The one thing that most people get wrong about Hackathons is that they need coding experience to participate in them. What they don’t get is, hackathons are pretty much comparable to game jams where you join a team of people to plan, design, and develop a project (whether it’s a game, app, website — you name it) within a span of two days. Hackathons are like a get-together of a bunch of friendly people who are just passionate about learning and want to create cool things.
So, how does it actually feel to attend a Hackathon?
Hackathons are technology festivals where like-minded people come together, have fun, share their knowledge and create amazing products. If you haven’t attended one till now, you might not know that it might turn out to be the most nerve-wracking, up-and-down experience of your life. When you turn up at a Hackathon, you are greeted by amicable people who hand you over a few complimentary swags and answer all your questions. You can either come with your friends or alone. Either way, you’ll be making new friends without a doubt.
Do you need to know Coding?
Not necessarily. An experience as a developer is definitely an added advantage, but programming isn’t the only thing that goes down in Hackathons. For example, here’s a list of all the work that goes into a Virtual Reality (VR) experience:
- Narrative design
- Immersive audio
- Software development
- Hardware configuration
- Voice-over (Yes, I’ve seen voice actors at past hackathons)
- 3D art
- Environment design
- User experience (UX) design
So, team members are required to take ownership of each segment and make the entire thing work together. At a hackathon, you can take on any role(s) you want. Even if you don’t feel like you fit in one of the above categories, you can make up your own as you go.
The education you get out of a 2 day hackathon beats a CS introduction semester’s material any day. So if you’re someone who’s looking for a chance to learn how to write codes in quick sessions, Hackathons are the events you should check out. Although, some basic understanding of languages like Java gives you an edge but then, you can always make up for that by doing a little prep before going to the hackathon. A week’s learning would be enough to help you figure out what you’re team is up to and how can you be useful.

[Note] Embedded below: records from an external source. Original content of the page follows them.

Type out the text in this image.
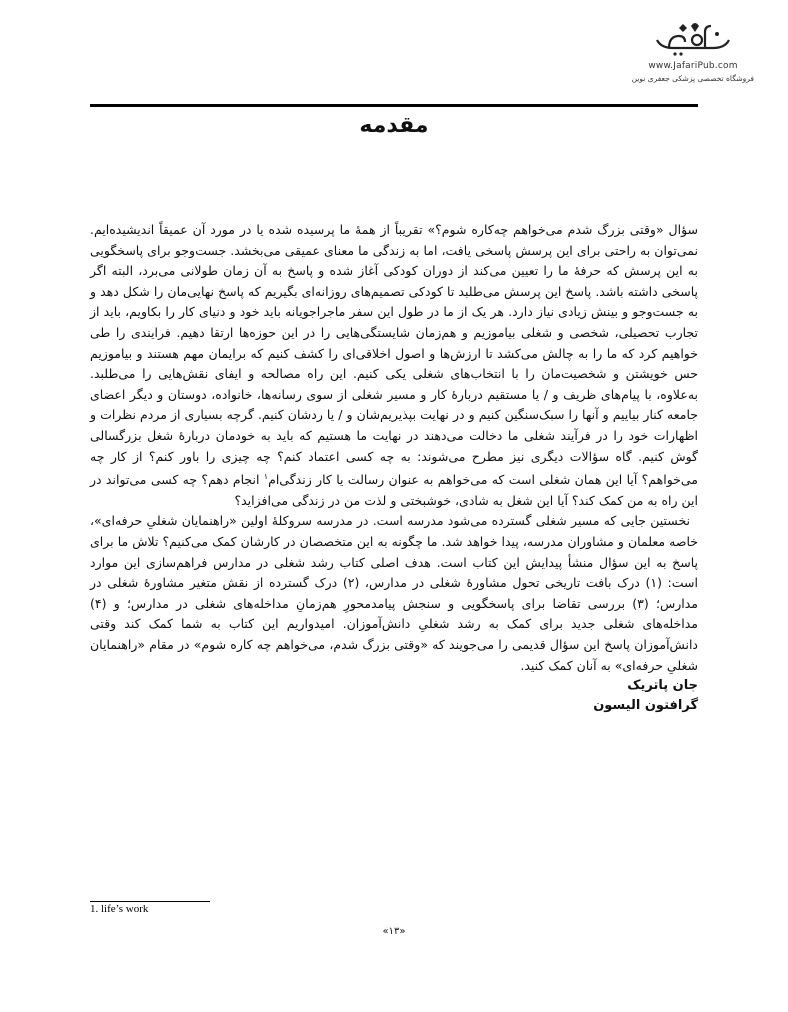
www.JafariPub.com
فروشگاه تخصصی پزشکی جعفری نوین
مقدمه

سؤال «وقتی بزرگ شدم می‌خواهم چه‌کاره شوم؟» تقریباً از همهٔ ما پرسیده شده یا در مورد آن عمیقاً اندیشیده‌ایم. نمی‌توان به راحتی برای این پرسش پاسخی یافت، اما به زندگی ما معنای عمیقی می‌بخشد. جست‌وجو برای پاسخگویی به این پرسش که حرفهٔ ما را تعیین می‌کند از دوران کودکی آغاز شده و پاسخ به آن زمان طولانی می‌برد، البته اگر پاسخی داشته باشد. پاسخ این پرسش می‌طلبد تا کودکی تصمیم‌های روزانه‌ای بگیریم که پاسخ نهایی‌مان را شکل دهد و به جست‌وجو و بینش زیادی نیاز دارد. هر یک از ما در طول این سفر ماجراجویانه باید خود و دنیای کار را بکاویم، باید از تجارب تحصیلی، شخصی و شغلی بیاموزیم و هم‌زمان شایستگی‌هایی را در این حوزه‌ها ارتقا دهیم. فرایندی را طی خواهیم کرد که ما را به چالش می‌کشد تا ارزش‌ها و اصول اخلاقی‌ای را کشف کنیم که برایمان مهم هستند و بیاموزیم حس خویشتن و شخصیت‌مان را با انتخاب‌های شغلی یکی کنیم. این راه مصالحه و ایفای نقش‌هایی را می‌طلبد. به‌علاوه، با پیام‌های ظریف و / یا مستقیم دربارهٔ کار و مسیر شغلی از سوی رسانه‌ها، خانواده، دوستان و دیگر اعضای جامعه کنار بیاییم و آنها را سبک‌سنگین کنیم و در نهایت بپذیریم‌شان و / یا ردشان کنیم. گرچه بسیاری از مردم نظرات و اظهارات خود را در فرآیند شغلی ما دخالت می‌دهند در نهایت ما هستیم که باید به خودمان دربارهٔ شغل بزرگسالی گوش کنیم. گاه سؤالات دیگری نیز مطرح می‌شوند: به چه کسی اعتماد کنم؟ چه چیزی را باور کنم؟ از کار چه می‌خواهم؟ آیا این همان شغلی است که می‌خواهم به عنوان رسالت یا کار زندگی‌ام$^۱$ انجام دهم؟ چه کسی می‌تواند در این راه به من کمک کند؟ آیا این شغل به شادی، خوشبختی و لذت من در زندگی می‌افزاید؟

نخستین جایی که مسیر شغلی گسترده می‌شود مدرسه است. در مدرسه سروکلهٔ اولین «راهنمایان شغلیِ حرفه‌ای»، خاصه معلمان و مشاوران مدرسه، پیدا خواهد شد. ما چگونه به این متخصصان در کارشان کمک می‌کنیم؟ تلاش ما برای پاسخ به این سؤال منشأ پیدایش این کتاب است. هدف اصلی کتاب رشد شغلی در مدارس فراهم‌سازی این موارد است: (۱) درک بافت تاریخی تحول مشاورهٔ شغلی در مدارس، (۲) درک گسترده از نقش متغیر مشاورهٔ شغلی در مدارس؛ (۳) بررسی تقاضا برای پاسخگویی و سنجش پیامدمحورِ هم‌زمانِ مداخله‌های شغلی در مدارس؛ و (۴) مداخله‌های شغلی جدید برای کمک به رشد شغلیِ دانش‌آموزان. امیدواریم این کتاب به شما کمک کند وقتی دانش‌آموزان پاسخ این سؤال قدیمی را می‌جویند که «وقتی بزرگ شدم، می‌خواهم چه کاره شوم» در مقام «راهنمایان شغلیِ حرفه‌ای» به آنان کمک کنید.

جان پاتریک
گرافتون الیسون
1. life’s work
«۱۳»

And, if you’re there to win or are planning on joining a more competitive team, then please do prepare beforehand:
- Figure out what language/SDK/software your team is going to use for the competition or what your specific area of contribution will be.
- Arrive at the event with your computer already set up. There’s nothing more frustrating than spending the first half of the competition trying to install/setup your machine or dealing with cross-platform issues that could have been sorted out in advance.
- Spend a few days to familiarize yourself with the language/API/software that your team will be counting on you knowing. It’s OK to be a novice, but it’s unrealistic to show up without even having attempted a Hello World program and expecting your teammates to give you a crash course on basic computer programming at the event.
Why should you participate in one?
These are the top six coolest reasons why participating in hackathons should be the next thing you should pick from your bucket list:
You’ll gain more practical knowledge in one hackathon than you learn in a month of lectures. People say this all the time. Hackathons are a super-condensed learning experience. You learn about idea generation, working with others, managing a project, how to use the libraries, frameworks, and APIs that are used by software engineers every day, how to work to a deadline, how to debug, how to do version control, how to deploy, how to test and improve your work, how to present your work on stage, and much more. When you work with others, you’re going to pick up so many new tips and tricks. These are all skills which will make you a better developer and these are all skills which will help you get a job/internship.
2. Team Spirit
Nobody is paid to hack. Nobody has ‘power’ or ‘leverage’ in decision-making. Ideas can come – without fear of consequences – from any team member. Like any team, some are about problem-solving, while some are about asking hard questions – and others still are hanging back until they believe that something meaningful will happen – and only then do they amaze you.
You’re going to make some new friends. If you’re into tech or making stuff, you’re going to love the inventive, smart, fun people you meet at hackathons. And you’ll get to meet people from all over the world. People who you’d never get a chance to meet otherwise. Hackathons are like career fairs on steroids. If you’re looking for an internship or a job in the tech industry, guess where companies are recruiting? At hackathons of course! Unlike career fairs, you have a proper chance to meet the developers. You can spend a weekend with them, learning from them, showing them your work, and making an impression.
4. The Unexpected
Startup CEOs sometimes call themselves ‘Chief Bottle Washers,’ which means they see themselves as being at the service of their employees, removing barriers. Hackathon teams take this concept to the next level, asking for all kinds of unexpected contributions that have nothing to do with ‘what you’re good at’ or ‘what you’re supposed to do’ – to hell with your Comfort Zone.
The winner isn’t the best coder; it is the best creation. People win at hackathons because they master the skill of building something from scratch, relying mostly on imagination and optimism. The idea –‘What if it does work?’ prevails over everyone in hackathons. High doses of denial and optimism are required to believe that what the team suspects is good and can be built.
And last but not the least, the most important one—
6. Great for your resume
Hackathons work like cement in the wall for a resume. It proves your worth being an innovator and a team player. Hackathon experiences give a sense of security that the candidate is already experienced in working within a team, and also ready to take on challenges. Hackathon experience is a big yes, while going for interviews.